As if to dispel any coded allusion to future marriage, she said, “You really are bizarrely young-looking. You know that, don’t you?”
“Sadly, yes.”
“I think it was a character thing with Eakins. I think to paint this honestly, you have to have a good character. He may have had sexual issues, but his heart was pure. People are always saying Vincent had a pure heart, but I don’t believe it. His brain was full of spiders.”
I was beginning to feel like the flavorless kid brother of someone Anabel was doing a favor by seeing me. That she’d called Lucy to ask about me, or that she might be trying to impress me, was hard to credit. As we made our way back outside, I remarked that she and Lucy were very different.

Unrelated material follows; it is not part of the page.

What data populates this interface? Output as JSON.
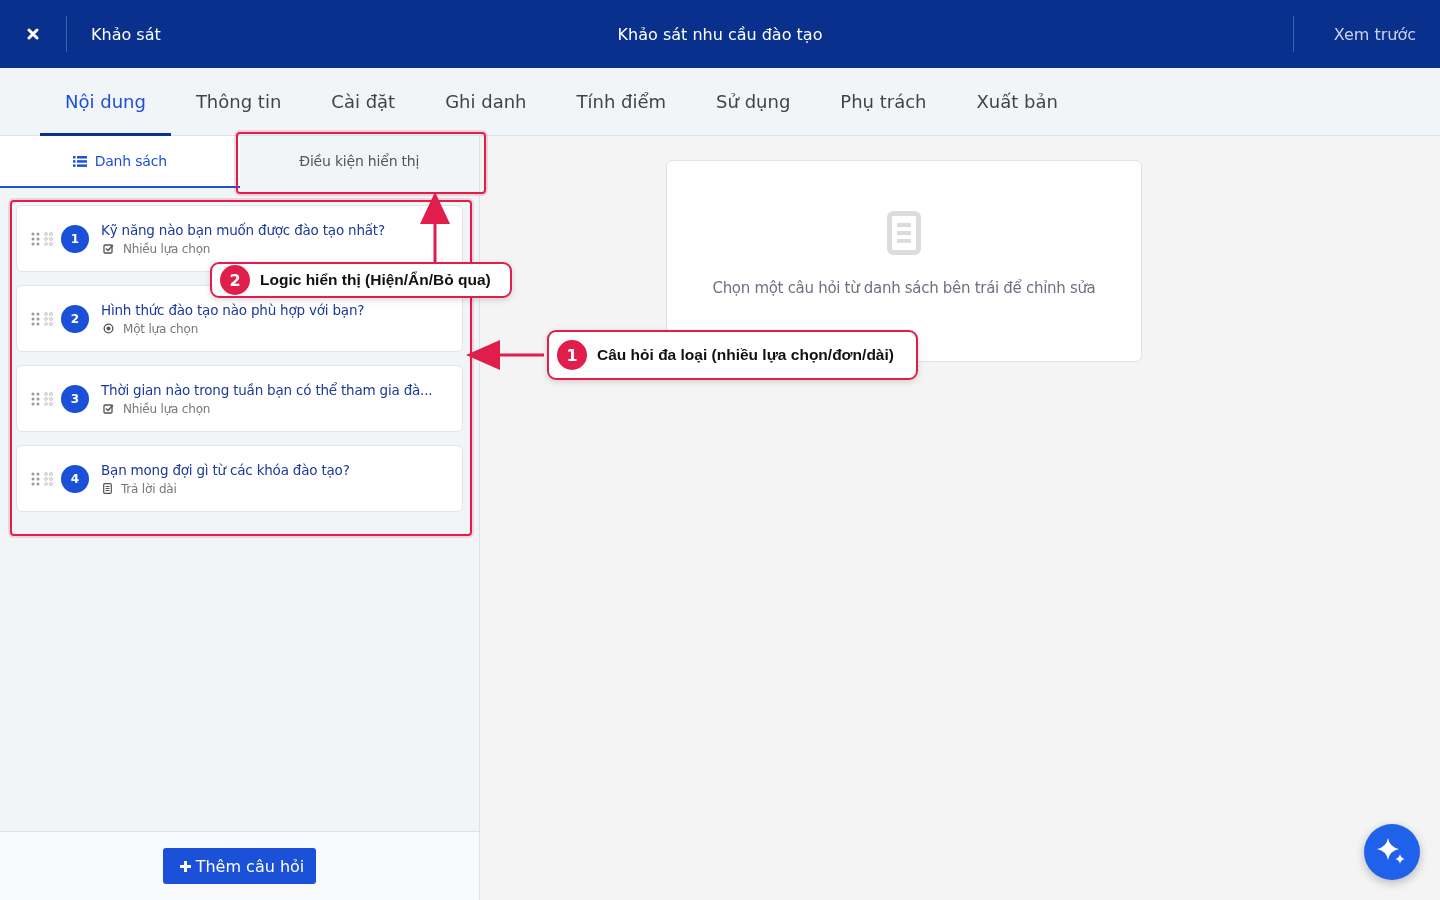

“She has a really fine mind,” Anabel said. “She was the only person at Choate whose ambition I could recognize. She was going to make documentaries and change the face of American cinema. And now her ambition is to make babies with Handyman Bob. I’d be surprised if he has a single good chromosome left after all the psychedelics he’s done.”
“I think she and Bob may be having trouble.”
“Well, I hope they hurry up with that.”
Snowflakes, the first of the season, were slanting across the museum steps. In Denver a day like this would have delivered six to twelve inches, but in Philadelphia I’d learned to expect a turn to rain. As we proceeded down the Benjamin Franklin Parkway, the most desolate of Philly’s many soul-oppressing avenues, I asked Anabel why she didn’t have a car.
“You mean, where’s my Porsche?” she said. “That’s what you mean, isn’t it. Nobody ever taught me how to drive. And I might as well tell you, in case you have the wrong idea about me, that I’m in the process of weaning myself from the family teat. My father’s paying for my last semester, but that’ll be the end of it.”